PHILOMENA, Martin Sixsmith
Quando Martin Sixsmith, noto giornalista in cerca di nuova occupazione, accetta di incontrare quella donna sconosciuta, non ha molte aspettative. Ma poi, la donna lo invita a indagare sul segreto che, dopo un riserbo di quasi cinquant’anni, la madre Philomena le ha svelato, e il suo istinto da giornalista non sa tirarsi indietro. Philomena è poco più che una ragazzina quando rimane incinta. La società irlandese del 1952 la considera ormai una “donna perduta”. Rinchiusa in un convento, poco dopo darà alla luce Anthony. Per tre anni si occupa di lui tra quelle mura, fino a quando le suore non glielo portano via per darlo in adozione a una facoltosa famiglia americana. Non c’è stato giorno da allora in cui Philomena non abbia pensato al suo bambino, senza mai abbandonare il sogno di ritrovarlo, e cercando in segreto di rintracciarlo. Nella sua ricerca, Martin porterà alla luce segreti, ipocrisie e soprusi occultati per anni e annoderà le fila di due anime separate alla nascita e spinte l’una verso l’altra da una sete d’amore inesauribile.

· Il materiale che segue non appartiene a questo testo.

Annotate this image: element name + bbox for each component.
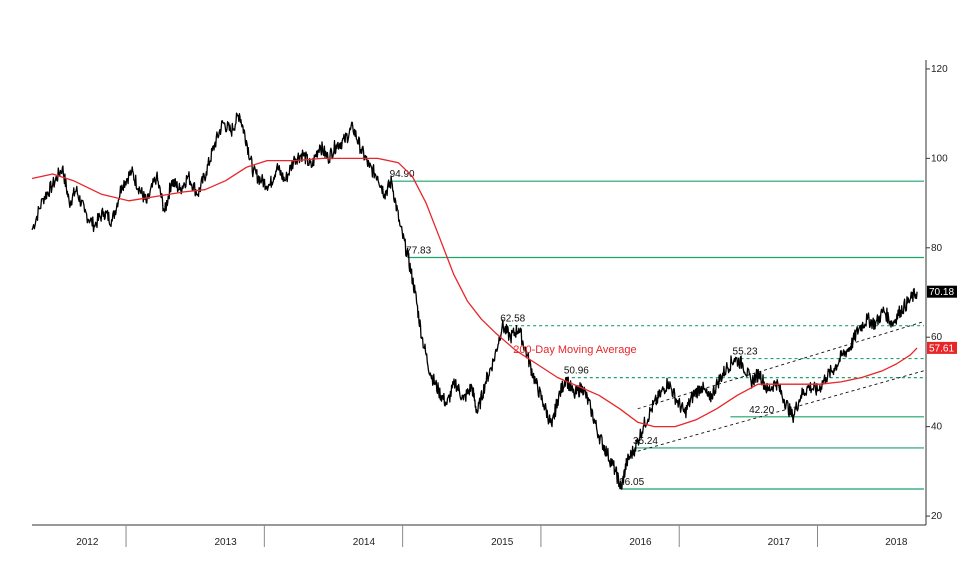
trend-channel-line bbox=[637, 321, 925, 410]
support-resistance-levels: 94.90 77.83 62.58 55.23 50.96 42.20 35.24 26.05 bbox=[390, 169, 924, 490]
level-label: 35.24 bbox=[633, 436, 658, 447]
x-tick-label: 2012 bbox=[76, 537, 99, 548]
level-label: 94.90 bbox=[390, 169, 415, 180]
y-tick-label: 100 bbox=[931, 153, 948, 164]
x-tick-label: 2013 bbox=[214, 537, 237, 548]
annotations: 200-Day Moving Average bbox=[513, 344, 636, 356]
x-tick-label: 2018 bbox=[885, 537, 908, 548]
series-lines bbox=[31, 112, 918, 490]
last-value-tag bbox=[927, 341, 957, 354]
axes: 20 40 60 80 100 120 2012 2013 2014 2015 2016 2017 20… bbox=[32, 60, 948, 548]
y-tick-label: 60 bbox=[931, 332, 943, 343]
y-tick-label: 80 bbox=[931, 243, 943, 254]
last-value-tag bbox=[927, 285, 957, 298]
level-label: 62.58 bbox=[500, 314, 525, 325]
level-label: 77.83 bbox=[406, 245, 431, 256]
moving-average-line bbox=[31, 157, 918, 428]
x-tick-label: 2017 bbox=[768, 537, 791, 548]
last-value-label: 70.18 bbox=[929, 287, 954, 298]
x-tick-label: 2014 bbox=[353, 537, 376, 548]
y-tick-label: 40 bbox=[931, 422, 943, 433]
last-value-tags: 70.18 57.61 bbox=[927, 285, 957, 354]
y-tick-label: 20 bbox=[931, 511, 943, 522]
y-tick-label: 120 bbox=[931, 64, 948, 75]
level-label: 42.20 bbox=[749, 405, 774, 416]
price-line bbox=[31, 112, 918, 490]
trend-channel-line bbox=[637, 370, 925, 452]
trend-channel bbox=[637, 321, 925, 452]
moving-average-label: 200-Day Moving Average bbox=[513, 344, 636, 356]
level-label: 26.05 bbox=[619, 477, 644, 488]
last-value-label: 57.61 bbox=[929, 343, 954, 354]
level-label: 55.23 bbox=[733, 347, 758, 358]
level-label: 50.96 bbox=[564, 366, 589, 377]
x-tick-label: 2015 bbox=[491, 537, 514, 548]
x-tick-label: 2016 bbox=[629, 537, 652, 548]
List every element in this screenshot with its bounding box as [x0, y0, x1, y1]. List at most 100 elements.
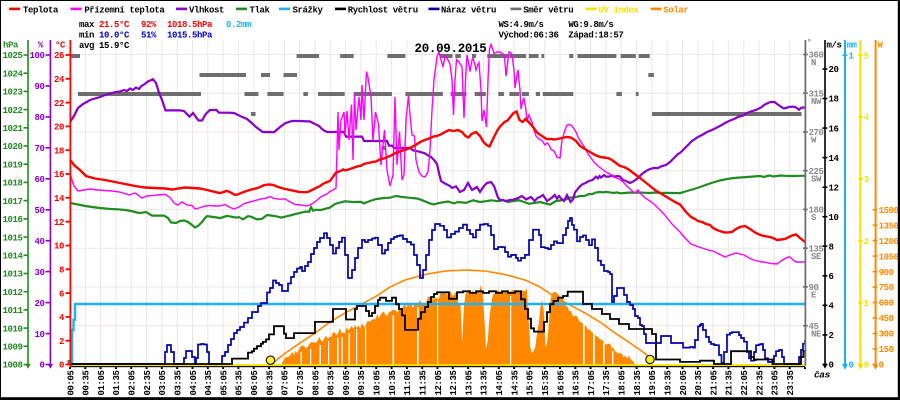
svg-text:01:05: 01:05 [97, 370, 107, 395]
svg-text:22:35: 22:35 [755, 370, 765, 395]
svg-text:10: 10 [34, 330, 44, 340]
svg-text:0: 0 [864, 361, 869, 371]
svg-text:18:05: 18:05 [618, 370, 628, 395]
svg-text:NE: NE [811, 329, 822, 339]
svg-text:11:35: 11:35 [419, 370, 429, 395]
svg-text:1018.5hPa: 1018.5hPa [167, 20, 213, 30]
svg-text:Vlhkost: Vlhkost [189, 5, 224, 15]
svg-text:09:35: 09:35 [357, 370, 367, 395]
svg-text:8: 8 [59, 266, 64, 276]
svg-text:12:05: 12:05 [434, 370, 444, 395]
svg-text:20.09.2015: 20.09.2015 [415, 42, 487, 56]
svg-text:23:35: 23:35 [786, 370, 796, 395]
svg-text:315: 315 [809, 89, 824, 99]
svg-text:1: 1 [849, 51, 855, 61]
svg-text:max: max [79, 20, 95, 30]
svg-text:0: 0 [39, 361, 44, 371]
svg-text:1015.5hPa: 1015.5hPa [167, 31, 213, 41]
svg-text:16: 16 [829, 124, 839, 134]
svg-text:6: 6 [829, 272, 834, 282]
svg-text:18: 18 [54, 146, 64, 156]
svg-text:1050: 1050 [879, 252, 899, 262]
svg-text:16:35: 16:35 [572, 370, 582, 395]
svg-text:čas: čas [814, 370, 831, 381]
svg-text:Západ:18:57: Západ:18:57 [568, 31, 623, 41]
svg-text:13:05: 13:05 [464, 370, 474, 395]
svg-text:1023: 1023 [2, 88, 22, 98]
svg-text:21:05: 21:05 [709, 370, 719, 395]
svg-text:21:35: 21:35 [725, 370, 735, 395]
svg-text:1: 1 [864, 299, 870, 309]
svg-text:1350: 1350 [879, 221, 899, 231]
svg-text:W: W [878, 41, 884, 51]
svg-text:min: min [79, 31, 94, 41]
svg-text:90: 90 [809, 283, 819, 293]
svg-text:20: 20 [34, 299, 44, 309]
svg-text:19:35: 19:35 [664, 370, 674, 395]
svg-text:W: W [811, 136, 817, 146]
svg-text:10: 10 [829, 213, 839, 223]
svg-text:S: S [811, 213, 817, 223]
svg-text:17:05: 17:05 [587, 370, 597, 395]
svg-text:10.0°C: 10.0°C [99, 31, 130, 41]
svg-text:1008: 1008 [2, 361, 22, 371]
svg-text:92%: 92% [141, 20, 157, 30]
svg-text:8: 8 [829, 242, 834, 252]
svg-text:02:05: 02:05 [128, 370, 138, 395]
svg-text:22:05: 22:05 [740, 370, 750, 395]
svg-text:WS:4.9m/s: WS:4.9m/s [499, 20, 544, 30]
svg-text:180: 180 [809, 206, 824, 216]
svg-text:%: % [38, 41, 44, 51]
svg-text:19:05: 19:05 [648, 370, 658, 395]
svg-text:2: 2 [59, 337, 64, 347]
svg-text:06:05: 06:05 [250, 370, 260, 395]
svg-text:135: 135 [809, 244, 824, 254]
svg-text:1200: 1200 [879, 237, 899, 247]
svg-text:6: 6 [59, 289, 64, 299]
svg-text:24: 24 [54, 75, 65, 85]
svg-text:03:35: 03:35 [174, 370, 184, 395]
svg-text:50: 50 [34, 206, 44, 216]
svg-text:15:05: 15:05 [526, 370, 536, 395]
svg-text:5: 5 [864, 51, 869, 61]
svg-text:600: 600 [879, 299, 894, 309]
svg-text:14:35: 14:35 [510, 370, 520, 395]
svg-text:10:35: 10:35 [388, 370, 398, 395]
svg-text:02:35: 02:35 [143, 370, 153, 395]
svg-text:26: 26 [54, 51, 64, 61]
svg-text:0: 0 [829, 361, 834, 371]
svg-text:18: 18 [829, 95, 839, 105]
svg-text:22: 22 [54, 99, 64, 109]
svg-text:N: N [811, 58, 816, 68]
svg-text:E: E [811, 291, 817, 301]
svg-text:51%: 51% [141, 31, 157, 41]
svg-text:Solar: Solar [663, 5, 688, 15]
svg-text:16:05: 16:05 [556, 370, 566, 395]
svg-text:750: 750 [879, 283, 894, 293]
svg-text:20: 20 [829, 65, 839, 75]
svg-text:1015: 1015 [2, 233, 22, 243]
svg-text:°C: °C [55, 41, 66, 51]
svg-text:Tlak: Tlak [250, 5, 271, 15]
svg-text:04:35: 04:35 [204, 370, 214, 395]
svg-text:0: 0 [849, 361, 854, 371]
svg-text:15:35: 15:35 [541, 370, 551, 395]
svg-text:1500: 1500 [879, 206, 899, 216]
svg-text:1019: 1019 [2, 160, 22, 170]
svg-text:0.2mm: 0.2mm [226, 20, 252, 30]
svg-text:NW: NW [811, 97, 822, 107]
svg-text:300: 300 [879, 330, 894, 340]
svg-text:225: 225 [809, 167, 824, 177]
svg-text:1013: 1013 [2, 270, 22, 280]
svg-text:SW: SW [811, 174, 822, 184]
svg-text:450: 450 [879, 314, 894, 324]
svg-text:12: 12 [829, 183, 839, 193]
svg-text:3: 3 [864, 175, 869, 185]
svg-text:1011: 1011 [2, 306, 23, 316]
svg-text:Přízemní teplota: Přízemní teplota [84, 5, 165, 15]
svg-text:07:35: 07:35 [296, 370, 306, 395]
svg-text:Srážky: Srážky [293, 5, 324, 15]
svg-text:Náraz větru: Náraz větru [441, 5, 496, 15]
svg-text:1021: 1021 [2, 124, 23, 134]
svg-text:1018: 1018 [2, 179, 22, 189]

DI MAMME CE N’È PIÙ DI UNA, Loredana Lipperini
Il Palazzo d’Inverno di Pechino era luogo di meraviglie e splendore. L’imperatore della Cina, che deteneva il potere più alto, era prigioniero del suo palazzo, proprio in virtù di quel potere. Anche la maternità è un Palazzo d’Inverno: dove è splendido aggirarsi ma da dove non si può uscire. Per secoli è stato l’unico potere concesso alle donne, e oggi torna a essere prospettato come il più importante. Lo ribadiscono televisione, giornali, libri, pubblicità, blog. Alle donne, in nome del nuovo culto della Natura, si chiede di allattare per anni e di dedicare ogni istante del proprio tempo ai figli. Oppure, se proprio vogliono lavorare, devono diventare “mamme acrobate” in grado non solo di conciliare lavoro e famiglia, ma di farlo con il sorriso sulle labbra e la battuta pronta. Nell’Italia dove il mito del materno è potentissimo, per le madri si fa assai poco sul piano delle leggi, dei servizi, del welfare, dell’occupazione, dell’immaginario. Ma invece di unirsi, le donne si spaccano: le fautrici dei pannolini lavabili contro le “madri al mojito”, madri totalizzanti contro le madri dai mille impegni, femminismi contro femminismi.